Hate making decisions? You’ll feel right at home at this Dupon den, where the omakase experience is the wisest choice. Grab one of seven seats at chef Minoru Ogawa’s counter and allow him to wow you with the freshest cuts of the day, often flown in from Japan. Owned by the same all-star team as Sushi Capitol, Sushi Ogawa offers a more elevated, gourmet experience. If chef’s dishes don’t transport you, the interior certainly will. The entryway is modeled after a Japanese garden, with trickling water and a stone path that leads you to a number of rooms cloaked behind a curtain.

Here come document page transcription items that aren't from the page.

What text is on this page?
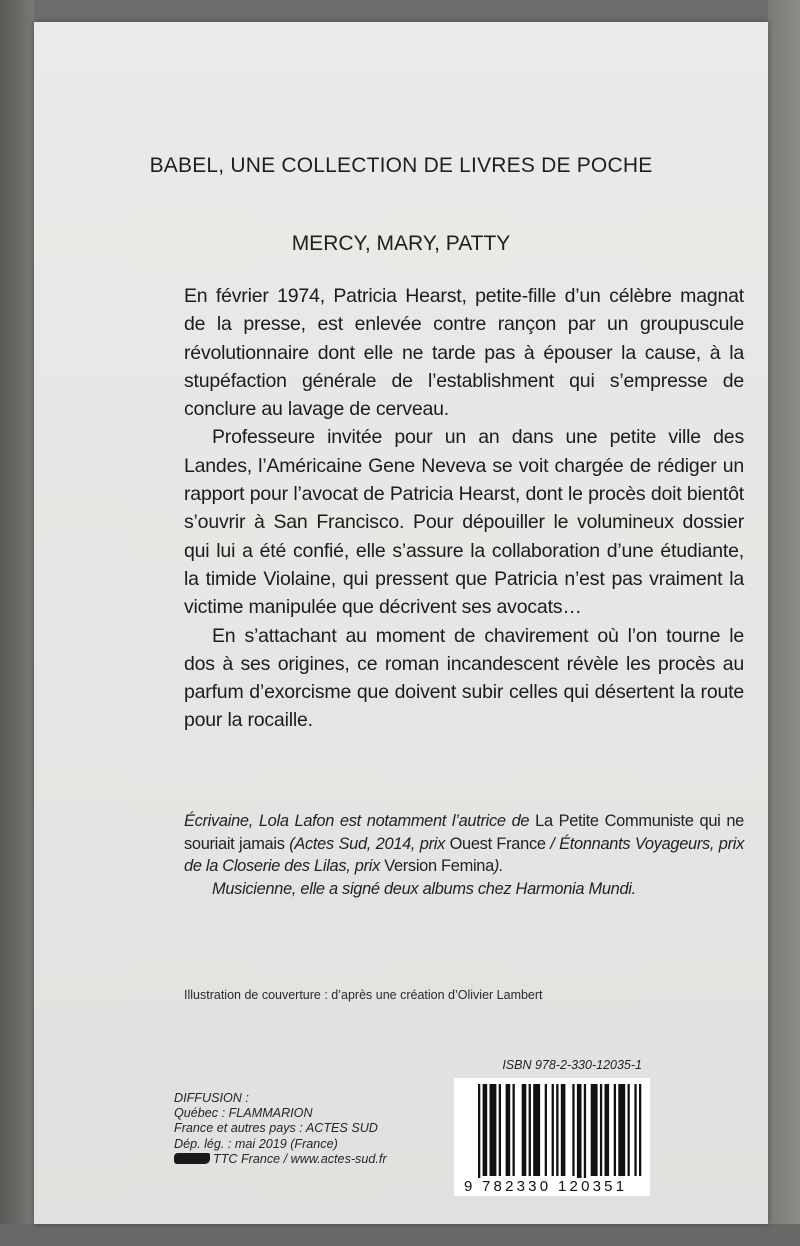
BABEL, UNE COLLECTION DE LIVRES DE POCHE
MERCY, MARY, PATTY

En février 1974, Patricia Hearst, petite-fille d’un célèbre magnat de la presse, est enlevée contre rançon par un groupuscule révolutionnaire dont elle ne tarde pas à épouser la cause, à la stupéfaction générale de l’establishment qui s’empresse de conclure au lavage de cerveau.

Professeure invitée pour un an dans une petite ville des Landes, l’Américaine Gene Neveva se voit chargée de rédiger un rapport pour l’avocat de Patricia Hearst, dont le procès doit bientôt s’ouvrir à San Francisco. Pour dépouiller le volumineux dossier qui lui a été confié, elle s’assure la collaboration d’une étudiante, la timide Violaine, qui pressent que Patricia n’est pas vraiment la victime manipulée que décrivent ses avocats…

En s’attachant au moment de chavirement où l’on tourne le dos à ses origines, ce roman incandescent révèle les procès au parfum d’exorcisme que doivent subir celles qui désertent la route pour la rocaille.

Écrivaine, Lola Lafon est notamment l’autrice de La Petite Communiste qui ne souriait jamais (Actes Sud, 2014, prix Ouest France / Étonnants Voyageurs, prix de la Closerie des Lilas, prix Version Femina).

Musicienne, elle a signé deux albums chez Harmonia Mundi.

Illustration de couverture : d’après une création d’Olivier Lambert
DIFFUSION :
Québec : FLAMMARION
France et autres pays : ACTES SUD
Dép. lég. : mai 2019 (France)
TTC France / www.actes-sud.fr
ISBN 978-2-330-12035-1
9 782330 120351
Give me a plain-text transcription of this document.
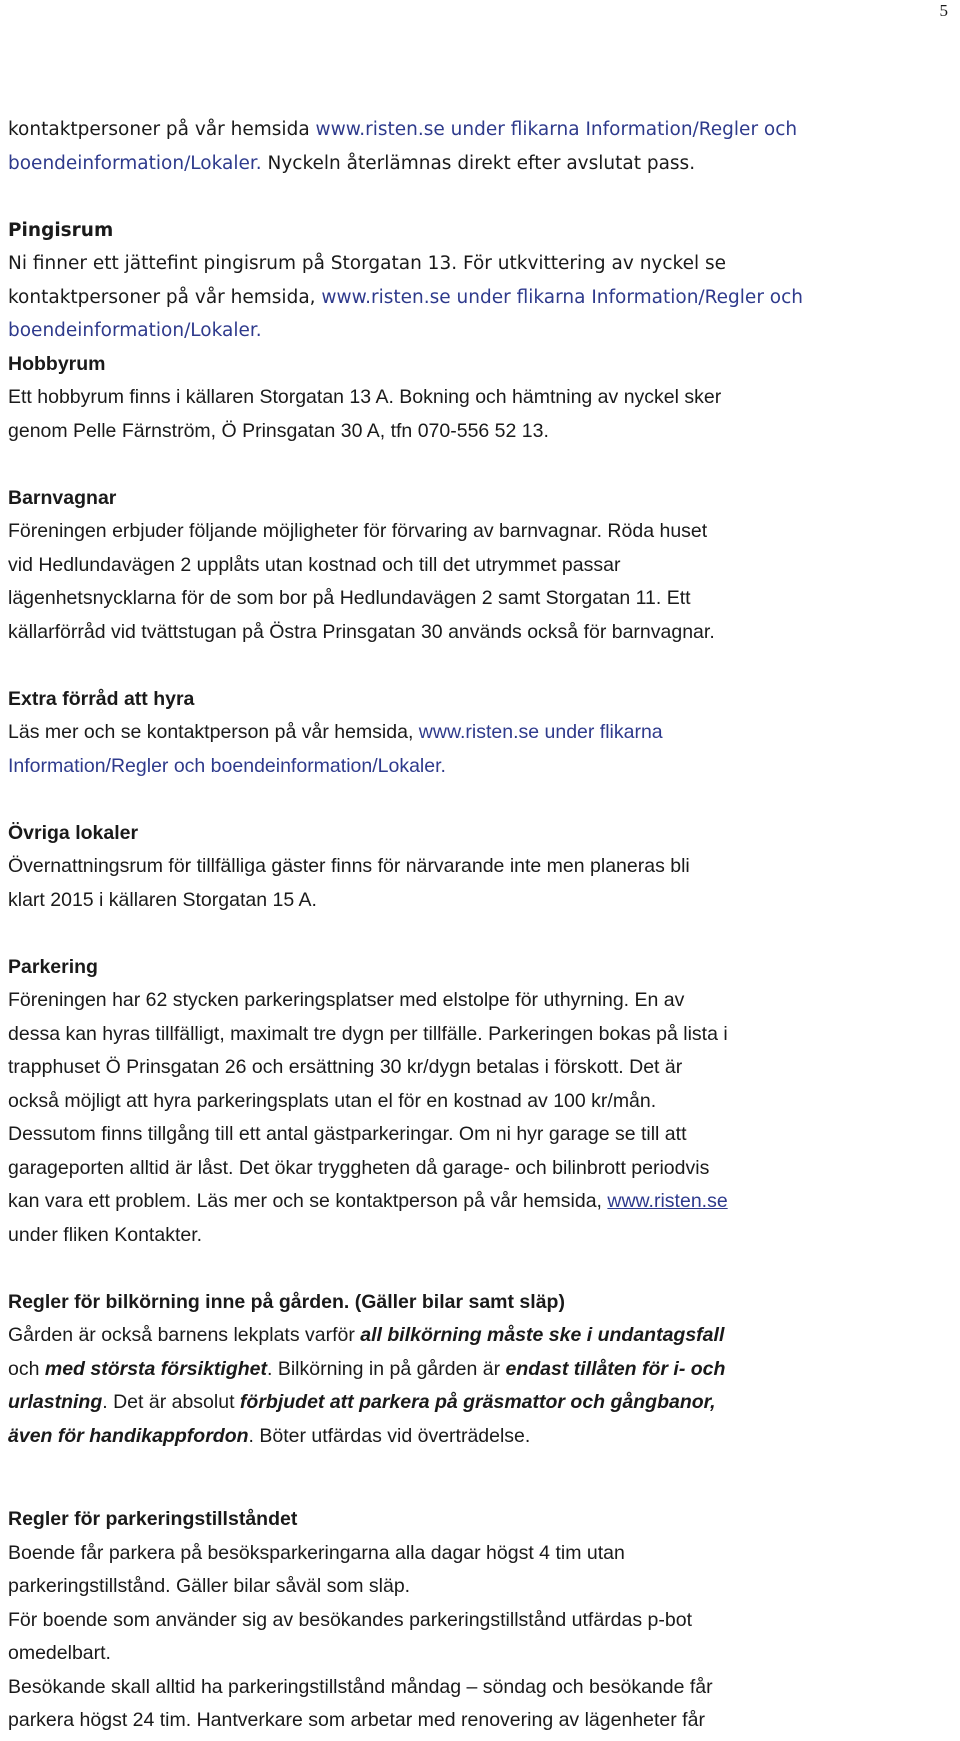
5

kontaktpersoner på vår hemsida www.risten.se under flikarna Information/Regler och

boendeinformation/Lokaler. Nyckeln återlämnas direkt efter avslutat pass.

Pingisrum

Ni finner ett jättefint pingisrum på Storgatan 13. För utkvittering av nyckel se

kontaktpersoner på vår hemsida, www.risten.se under flikarna Information/Regler och

boendeinformation/Lokaler.

Hobbyrum

Ett hobbyrum finns i källaren Storgatan 13 A. Bokning och hämtning av nyckel sker

genom Pelle Färnström, Ö Prinsgatan 30 A, tfn 070-556 52 13.

Barnvagnar

Föreningen erbjuder följande möjligheter för förvaring av barnvagnar. Röda huset

vid Hedlundavägen 2 upplåts utan kostnad och till det utrymmet passar

lägenhetsnycklarna för de som bor på Hedlundavägen 2 samt Storgatan 11. Ett

källarförråd vid tvättstugan på Östra Prinsgatan 30 används också för barnvagnar.

Extra förråd att hyra

Läs mer och se kontaktperson på vår hemsida, www.risten.se under flikarna

Information/Regler och boendeinformation/Lokaler.

Övriga lokaler

Övernattningsrum för tillfälliga gäster finns för närvarande inte men planeras bli

klart 2015 i källaren Storgatan 15 A.

Parkering

Föreningen har 62 stycken parkeringsplatser med elstolpe för uthyrning. En av

dessa kan hyras tillfälligt, maximalt tre dygn per tillfälle. Parkeringen bokas på lista i

trapphuset Ö Prinsgatan 26 och ersättning 30 kr/dygn betalas i förskott. Det är

också möjligt att hyra parkeringsplats utan el för en kostnad av 100 kr/mån.

Dessutom finns tillgång till ett antal gästparkeringar. Om ni hyr garage se till att

garageporten alltid är låst. Det ökar tryggheten då garage- och bilinbrott periodvis

kan vara ett problem. Läs mer och se kontaktperson på vår hemsida, www.risten.se

under fliken Kontakter.

Regler för bilkörning inne på gården. (Gäller bilar samt släp)

Gården är också barnens lekplats varför all bilkörning måste ske i undantagsfall

och med största försiktighet. Bilkörning in på gården är endast tillåten för i- och

urlastning. Det är absolut förbjudet att parkera på gräsmattor och gångbanor,

även för handikappfordon. Böter utfärdas vid överträdelse.

Regler för parkeringstillståndet

Boende får parkera på besöksparkeringarna alla dagar högst 4 tim utan

parkeringstillstånd. Gäller bilar såväl som släp.

För boende som använder sig av besökandes parkeringstillstånd utfärdas p-bot

omedelbart.

Besökande skall alltid ha parkeringstillstånd måndag – söndag och besökande får

parkera högst 24 tim. Hantverkare som arbetar med renovering av lägenheter får
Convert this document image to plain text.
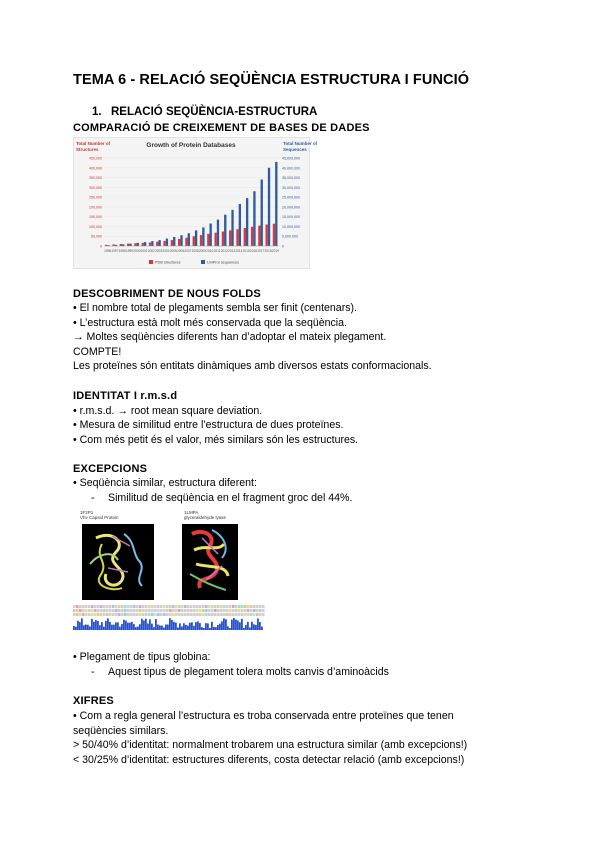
TEMA 6 - RELACIÓ SEQÜÈNCIA ESTRUCTURA I FUNCIÓ
1. RELACIÓ SEQÜÈNCIA-ESTRUCTURA
COMPARACIÓ DE CREIXEMENT DE BASES DE DADES
Growth of Protein Databases
Total Number of
Structures
Total Number of
Sequences
450,000
400,000
350,000
300,000
250,000
200,000
150,000
100,000
50,000
0
45,000,000
40,000,000
35,000,000
30,000,000
25,000,000
20,000,000
15,000,000
10,000,000
5,000,000
0
1996 1997 1998 1999 2000 2001 2002 2003 2004 2005 2006 2007 2008 2009 2010 2011 2012 2013 2014 2015 2016 2017 2018 2019
PDB structures	UniProt sequences
DESCOBRIMENT DE NOUS FOLDS
• El nombre total de plegaments sembla ser finit (centenars).
• L’estructura està molt més conservada que la seqüència.
→ Moltes seqüències diferents han d’adoptar el mateix plegament.
COMPTE!
Les proteïnes són entitats dinàmiques amb diversos estats conformacionals.
IDENTITAT I r.m.s.d
• r.m.s.d. → root mean square deviation.
• Mesura de similitud entre l’estructura de dues proteïnes.
• Com més petit és el valor, més similars són les estructures.
EXCEPCIONS
• Seqüència similar, estructura diferent:
- Similitud de seqüència en el fragment groc del 44%.
1F2P1
Vhv Capsid Protein
1LMPA
glyceraldehyde lyase
• Plegament de tipus globina:
- Aquest tipus de plegament tolera molts canvis d’aminoàcids
XIFRES
• Com a regla general l’estructura es troba conservada entre proteïnes que tenen
seqüències similars.
> 50/40% d’identitat: normalment trobarem una estructura similar (amb excepcions!)
< 30/25% d’identitat: estructures diferents, costa detectar relació (amb excepcions!)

Sushi king Kazuhiro Okochi made his mark at Sushi-Ko, successfully melding Asian and Western ingredients, before bringing the winning formula here. The sushi itself is top-notch, featuring fish that is gorgeous and glistening, while the rice has a touch of sweetness unlike any you’ll find elsewhere. But should your tastes not include raw fish, there’s also a bounty of wonderfully cooked items on offer, including grilled baby octopus, coriander-crusted calamari and Asian-style short ribs.